概要
https://developers.cyberagent.co.jp/blog/archives/61239/
詳細内容
## LLMはバンディット問題を解けるか
https://developers.cyberagent.co.jp/blog/archives/61239/
検証を通じて、LLMは履歴情報の解釈は可能だが、バンディット問題特有の「探索と活用のトレードオフ」を戦略的に扱う能力が不足していることを明らかにする。
**Content Type**: 🔬 Research & Analysis
**Language**: ja
**Scores**: Signal:5/5 | Depth:4/5 | Unique:4/5 | Practical:3/5 | Anti-Hype:5/5
**Main Journal**: 84/100 | **Annex Potential**: 85/100 | **Overall**: 84/100
**Topics**: [[LLM, バンディット問題, 強化学習, Gemini, 意思決定]]
サイバーエージェントのAI Lab Reinforcement Learning teamによる、大規模言語モデル(LLM)の意思決定能力に関する検証レポートである。本記事は、未知の報酬分布から最適な選択肢を模索する「バンディット問題(Multi-Armed Bandit)」を題材に、LLMが「探索(Exploration)」と「活用(Exploitation)」のトレードオフを適切に処理できるかを実験的に示している。

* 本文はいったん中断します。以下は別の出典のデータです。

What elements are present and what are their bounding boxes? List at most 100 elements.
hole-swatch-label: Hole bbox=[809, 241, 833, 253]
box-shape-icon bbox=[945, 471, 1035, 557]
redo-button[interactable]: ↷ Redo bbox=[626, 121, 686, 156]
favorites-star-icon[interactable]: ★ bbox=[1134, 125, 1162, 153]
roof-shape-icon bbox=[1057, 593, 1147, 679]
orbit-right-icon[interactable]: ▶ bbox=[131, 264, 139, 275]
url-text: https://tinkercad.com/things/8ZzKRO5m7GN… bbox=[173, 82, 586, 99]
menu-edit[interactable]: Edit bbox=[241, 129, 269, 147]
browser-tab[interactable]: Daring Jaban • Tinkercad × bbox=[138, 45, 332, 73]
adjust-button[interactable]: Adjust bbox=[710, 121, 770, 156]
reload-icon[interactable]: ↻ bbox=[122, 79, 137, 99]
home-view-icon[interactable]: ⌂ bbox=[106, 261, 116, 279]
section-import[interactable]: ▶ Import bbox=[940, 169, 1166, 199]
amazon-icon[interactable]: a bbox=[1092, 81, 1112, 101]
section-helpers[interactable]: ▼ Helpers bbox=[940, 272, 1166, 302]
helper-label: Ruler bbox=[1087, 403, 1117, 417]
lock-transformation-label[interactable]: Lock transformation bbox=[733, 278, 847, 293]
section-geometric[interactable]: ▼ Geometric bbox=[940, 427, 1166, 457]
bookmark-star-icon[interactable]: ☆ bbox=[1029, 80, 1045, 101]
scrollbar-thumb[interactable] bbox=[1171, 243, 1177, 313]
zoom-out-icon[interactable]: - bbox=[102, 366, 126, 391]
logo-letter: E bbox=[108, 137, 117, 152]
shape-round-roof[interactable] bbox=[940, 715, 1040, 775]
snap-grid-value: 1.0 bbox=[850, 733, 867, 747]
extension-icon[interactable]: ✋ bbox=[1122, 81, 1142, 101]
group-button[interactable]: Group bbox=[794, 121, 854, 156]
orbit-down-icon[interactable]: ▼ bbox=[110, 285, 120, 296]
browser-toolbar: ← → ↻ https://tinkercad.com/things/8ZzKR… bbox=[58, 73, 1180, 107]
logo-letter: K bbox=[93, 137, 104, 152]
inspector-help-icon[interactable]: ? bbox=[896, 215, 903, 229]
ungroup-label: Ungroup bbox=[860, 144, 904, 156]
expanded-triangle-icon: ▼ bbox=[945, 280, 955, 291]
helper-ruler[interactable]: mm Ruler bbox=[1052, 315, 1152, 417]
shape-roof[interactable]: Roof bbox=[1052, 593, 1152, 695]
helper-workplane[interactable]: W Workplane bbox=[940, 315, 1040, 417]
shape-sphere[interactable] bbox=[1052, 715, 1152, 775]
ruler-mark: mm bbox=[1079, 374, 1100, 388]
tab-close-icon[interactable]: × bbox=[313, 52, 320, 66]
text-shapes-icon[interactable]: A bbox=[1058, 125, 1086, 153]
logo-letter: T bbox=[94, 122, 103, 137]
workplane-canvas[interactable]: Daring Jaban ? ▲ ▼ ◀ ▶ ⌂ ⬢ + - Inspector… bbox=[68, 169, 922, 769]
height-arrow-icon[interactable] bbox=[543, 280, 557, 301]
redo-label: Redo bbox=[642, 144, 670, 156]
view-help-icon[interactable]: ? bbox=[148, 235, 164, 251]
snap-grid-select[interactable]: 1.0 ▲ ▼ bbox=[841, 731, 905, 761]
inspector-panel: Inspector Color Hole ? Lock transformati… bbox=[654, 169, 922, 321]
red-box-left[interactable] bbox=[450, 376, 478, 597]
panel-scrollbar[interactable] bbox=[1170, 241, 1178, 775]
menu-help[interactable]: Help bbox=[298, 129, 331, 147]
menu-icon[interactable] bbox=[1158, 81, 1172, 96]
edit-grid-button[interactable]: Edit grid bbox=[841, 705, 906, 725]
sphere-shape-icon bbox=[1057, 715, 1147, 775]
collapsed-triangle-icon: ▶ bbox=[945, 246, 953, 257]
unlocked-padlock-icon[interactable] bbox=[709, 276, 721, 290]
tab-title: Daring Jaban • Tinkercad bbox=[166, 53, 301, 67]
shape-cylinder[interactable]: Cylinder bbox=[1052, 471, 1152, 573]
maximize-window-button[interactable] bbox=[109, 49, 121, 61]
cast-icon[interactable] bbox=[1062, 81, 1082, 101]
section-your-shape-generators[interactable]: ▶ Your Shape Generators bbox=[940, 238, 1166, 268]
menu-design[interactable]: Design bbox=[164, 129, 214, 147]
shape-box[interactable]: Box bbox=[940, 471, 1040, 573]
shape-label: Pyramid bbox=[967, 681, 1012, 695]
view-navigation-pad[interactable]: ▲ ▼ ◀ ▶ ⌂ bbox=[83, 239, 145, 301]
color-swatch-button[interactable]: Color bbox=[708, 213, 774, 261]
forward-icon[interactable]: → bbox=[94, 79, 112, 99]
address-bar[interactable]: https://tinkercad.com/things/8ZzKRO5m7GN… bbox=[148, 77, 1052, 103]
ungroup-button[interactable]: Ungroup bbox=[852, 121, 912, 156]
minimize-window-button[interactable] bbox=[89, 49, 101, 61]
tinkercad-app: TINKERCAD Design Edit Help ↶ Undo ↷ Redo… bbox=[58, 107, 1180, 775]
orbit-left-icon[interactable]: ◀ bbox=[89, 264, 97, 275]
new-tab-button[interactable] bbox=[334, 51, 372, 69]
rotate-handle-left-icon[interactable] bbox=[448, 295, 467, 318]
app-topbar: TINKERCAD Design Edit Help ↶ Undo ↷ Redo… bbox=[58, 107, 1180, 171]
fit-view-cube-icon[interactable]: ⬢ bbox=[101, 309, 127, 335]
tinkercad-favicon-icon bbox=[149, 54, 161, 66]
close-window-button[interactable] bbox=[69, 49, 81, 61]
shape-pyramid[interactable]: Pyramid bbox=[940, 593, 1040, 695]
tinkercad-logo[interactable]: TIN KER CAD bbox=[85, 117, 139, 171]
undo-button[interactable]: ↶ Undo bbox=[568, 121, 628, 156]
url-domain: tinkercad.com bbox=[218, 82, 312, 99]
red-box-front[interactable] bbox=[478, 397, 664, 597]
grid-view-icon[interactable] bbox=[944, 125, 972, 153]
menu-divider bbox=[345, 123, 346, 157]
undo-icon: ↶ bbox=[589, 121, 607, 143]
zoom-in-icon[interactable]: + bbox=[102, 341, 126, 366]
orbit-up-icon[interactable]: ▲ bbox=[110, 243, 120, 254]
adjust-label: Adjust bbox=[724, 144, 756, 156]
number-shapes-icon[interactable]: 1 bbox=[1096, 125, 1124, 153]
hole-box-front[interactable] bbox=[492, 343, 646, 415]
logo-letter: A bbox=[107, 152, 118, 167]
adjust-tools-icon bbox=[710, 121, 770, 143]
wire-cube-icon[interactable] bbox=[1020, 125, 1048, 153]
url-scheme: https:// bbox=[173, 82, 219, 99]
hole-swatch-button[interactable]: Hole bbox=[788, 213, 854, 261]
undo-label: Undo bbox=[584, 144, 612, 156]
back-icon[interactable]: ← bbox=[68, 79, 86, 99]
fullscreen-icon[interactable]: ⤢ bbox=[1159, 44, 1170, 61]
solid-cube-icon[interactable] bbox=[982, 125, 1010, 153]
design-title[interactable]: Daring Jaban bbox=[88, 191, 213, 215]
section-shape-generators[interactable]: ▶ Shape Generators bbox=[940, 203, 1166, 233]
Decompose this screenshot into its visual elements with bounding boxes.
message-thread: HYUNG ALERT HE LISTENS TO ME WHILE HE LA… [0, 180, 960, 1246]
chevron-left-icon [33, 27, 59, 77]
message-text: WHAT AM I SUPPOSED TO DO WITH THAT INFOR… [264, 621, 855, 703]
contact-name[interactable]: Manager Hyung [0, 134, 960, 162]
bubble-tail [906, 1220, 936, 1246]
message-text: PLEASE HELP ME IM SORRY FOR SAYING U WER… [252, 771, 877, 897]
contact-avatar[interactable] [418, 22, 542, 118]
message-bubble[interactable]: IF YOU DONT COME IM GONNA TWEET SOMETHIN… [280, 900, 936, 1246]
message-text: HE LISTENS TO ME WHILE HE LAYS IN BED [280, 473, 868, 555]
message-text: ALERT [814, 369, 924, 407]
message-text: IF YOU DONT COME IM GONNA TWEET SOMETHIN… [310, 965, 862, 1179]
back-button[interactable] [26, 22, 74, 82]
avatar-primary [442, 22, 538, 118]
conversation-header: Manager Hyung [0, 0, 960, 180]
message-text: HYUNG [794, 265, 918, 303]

実験では、2腕ベルヌーイ・バンディット問題を対象とし、理論的なベースラインである「Thompson Sampling(TS)」と、Gemini-2.5-flash-liteを用いたLLMによる選択を比較した。LLMには過去の試行履歴(ラウンド、選択した腕、報酬)をテキスト形式で与え、次の選択を促すプロンプトを入力している。
検証の結果、TSは累積後悔(最適な選択を続けた場合との差)を対数オーダー(log T)に抑え、時間の経過とともに最適な腕へ収束した。対して、LLMの累積後悔は試行回数に比例して線形に増加し、最適な選択肢への収束が見られなかった。著者はこの失敗の要因として、LLMが「ランダム性を戦略として扱うこと」の難しさを指摘している。TSのようなアルゴリズムは、不確実性を確率分布として明示的に管理し、サンプリングによって探索を実現するが、LLMは履歴を解釈できても内在的に不確実性を戦略化する仕組みを持たないため、初期の偶発的な報酬に過剰に反応して特定の選択肢に固着(早期の張り付き)してしまう傾向がある。
エンジニアにとっての重要な示唆は、LLMをエージェントの意思決定器として直接利用する際の限界が浮き彫りになった点だ。現状のLLMは、コンテキストに基づいた推論には優れるものの、不確実性を伴う動的な環境下での最適化においては、古典的な強化学習アルゴリズムに及ばない。実務上の推論コストやレイテンシ、コンテキスト長の制限も含めると、バンディット問題のような逐次的意思決定タスクにLLMをそのまま投入するのは、安定性と理論的性質の両面で課題が多いと著者は結論付けている。LLMと専用アルゴリズムの役割分担、あるいはLLMに統計的な不確実性を扱わせるための外部メカニズムの必要性を再認識させる内容となっている。